The one major knock on this team, especially throughout the postseason, was their lack of size. The Indiana Pacers and San Antonio Spurs experienced some success against them with their bigger lineups.
One free agent big man, Greg Oden, has hopes of being signed by the HEAT so that he can help them in that area next season. According to FoxSports Florida the interest is mutual.
“The HEAT need some size, that’s not a secret,” Oden’s agent Mike Conley said. “Whether it’s in a backup role or whatever, he could help them. I know they’re interested in him and he’s interested in them.”
FoxSports Florida reports that the Cleveland Cavaliers, San Antonio Spurs, Charlotte Bobcats and Boston Celtics are also interested in the former No. 1 overall pick, whose career has nearly been decimated due to multiple knee injuries.
The HEAT could have an upper hand in the pursuit of Oden because of the situation they provide. With the HEAT Oden would not be asked to do anything more than what he’s capable of this point in his career and could grow into the role with little expectations. The burden to produce would be much heavier elsewhere.

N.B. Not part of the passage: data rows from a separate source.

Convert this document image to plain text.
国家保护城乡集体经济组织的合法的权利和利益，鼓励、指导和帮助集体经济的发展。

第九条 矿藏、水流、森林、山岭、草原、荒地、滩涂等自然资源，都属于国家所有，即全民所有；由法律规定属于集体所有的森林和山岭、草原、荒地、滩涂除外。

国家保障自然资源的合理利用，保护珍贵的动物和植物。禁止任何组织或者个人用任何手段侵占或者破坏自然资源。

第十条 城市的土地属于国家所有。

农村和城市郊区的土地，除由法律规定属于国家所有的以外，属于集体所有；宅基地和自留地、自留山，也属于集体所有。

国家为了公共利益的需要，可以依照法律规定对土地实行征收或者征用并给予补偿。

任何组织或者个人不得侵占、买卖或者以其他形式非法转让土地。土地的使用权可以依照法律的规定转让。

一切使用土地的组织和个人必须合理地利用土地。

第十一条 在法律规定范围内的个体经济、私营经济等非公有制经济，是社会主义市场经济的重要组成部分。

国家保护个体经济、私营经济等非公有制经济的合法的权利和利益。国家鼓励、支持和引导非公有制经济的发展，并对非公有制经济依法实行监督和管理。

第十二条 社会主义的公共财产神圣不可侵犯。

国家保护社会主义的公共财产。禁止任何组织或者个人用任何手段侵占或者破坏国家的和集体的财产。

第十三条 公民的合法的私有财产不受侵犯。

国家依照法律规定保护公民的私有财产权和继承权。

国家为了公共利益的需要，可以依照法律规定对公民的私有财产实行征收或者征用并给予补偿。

Landry Leaning Towards Opting Out: Warriors forward Carl Landry, who was an intricate part of the team’s success this season, is leaning towards opting out of his contract for next year that would pay him $4 million next year.
“He’s worth a lot more than the contract he has and the direction (we’re moving) toward is him opting out,” Landry’s agent Mark Bartelstein said to CSNBayArea.com. “Things can change, but that’s where it’s leaning.”
The Warriors have made it clear that they want to bring Landry back, but their financial flexibility is limited and they also have Jarrett Jack, who they want to bring back also, heading towards free agency. Landry, despite being one of the best reserve power forwards in the league and a capable starter, has yet to receive his first big, long-term deal. He’ll be searching for it again this offseason and if another team brings one to the table, the Warriors could have a big void to fill with their second unit.